Until then he had been untroubled by the violence plaguing many parts of his country, but the security situation was deteriorating and his family felt they had to leave.

Ahmed, whose name has been changed to protect his identity, says he was refused asylum but given leave to stay in the UK - a status commonly granted to unaccompanied minors, or under-18s.

His stated reasons for leaving have not been verified, but he gave the BBC an exhaustive account of his journey.


It was an uncle who arranged the trip, which migrants say can cost tens of thousands of dollars.

Ahmed said he was not initially told he was being sent to England - nor that he would be separated from his family. That moment came after a couple of days of driving when, as he later realised, he had just crossed into Iran.

"They were putting everyone in cars, they were in a hurry and talking in a foreign language I didn't understand," he says.

"I wanted to be with my family at that stage but two people forced me into one of the vehicles.
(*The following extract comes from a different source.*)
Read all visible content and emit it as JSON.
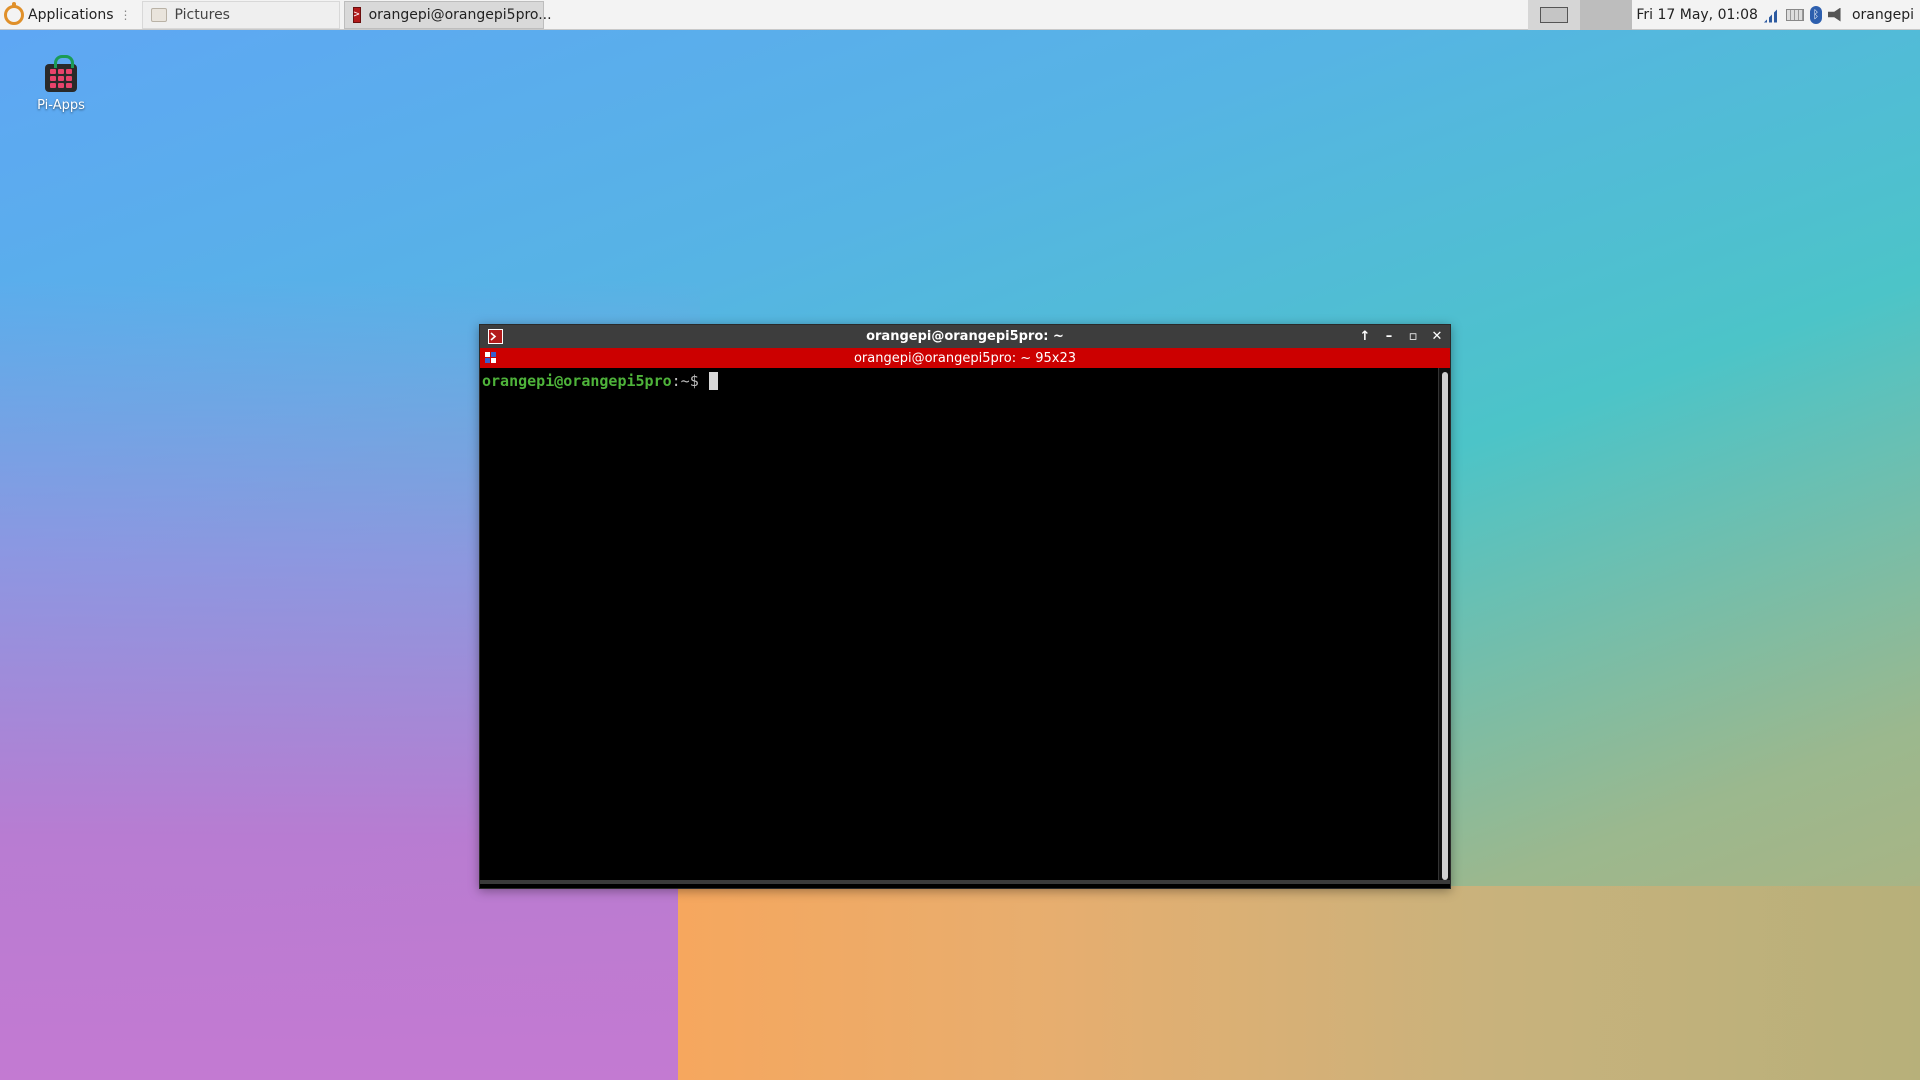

I was crying, I didn't want to go. We didn't get to say goodbye."

Iran to Istanbul

Several days of continuous driving followed, initially in the open back of a truck.

"There were 25 people in the back of the pick-up, with some of them piled on top of each other or hanging from the rails," he says.

"The weather was so hot that some fainted. There was no cold water to drink and they didn't even stop when people needed to relieve themselves."

If you get to Finland then you get to stay - if you get to Greece, then you have no chance

The group, which included Afghan men of various ages from different parts of the country, crossed into Turkey, but only after being ordered by smugglers to drop to the ground to avoid a swivelling searchlight at a border post.

The journey then proceeded at a less frenetic pace, with trips in cars and buses and a comfortable stay in Istanbul with an Afghan intermediary - who, like Ahmed, was from the Uzbek speaking part of the country.

It was there that Ahmed says he heard for the first time that he was headed for England, and was told that there were two options for travelling on to Greece - by sea or by land.

Afraid of the sea, which he had only seen for the first time in Istanbul, he chose land.

Dinghy crossing

He might have regretted it. Approaching the border by car with two other migrant teenagers, the Afghan intermediary, who was driving, had to swerve off the road into fields to avoid a checkpoint where vehicles were being searched, and was chased for a while by a police car.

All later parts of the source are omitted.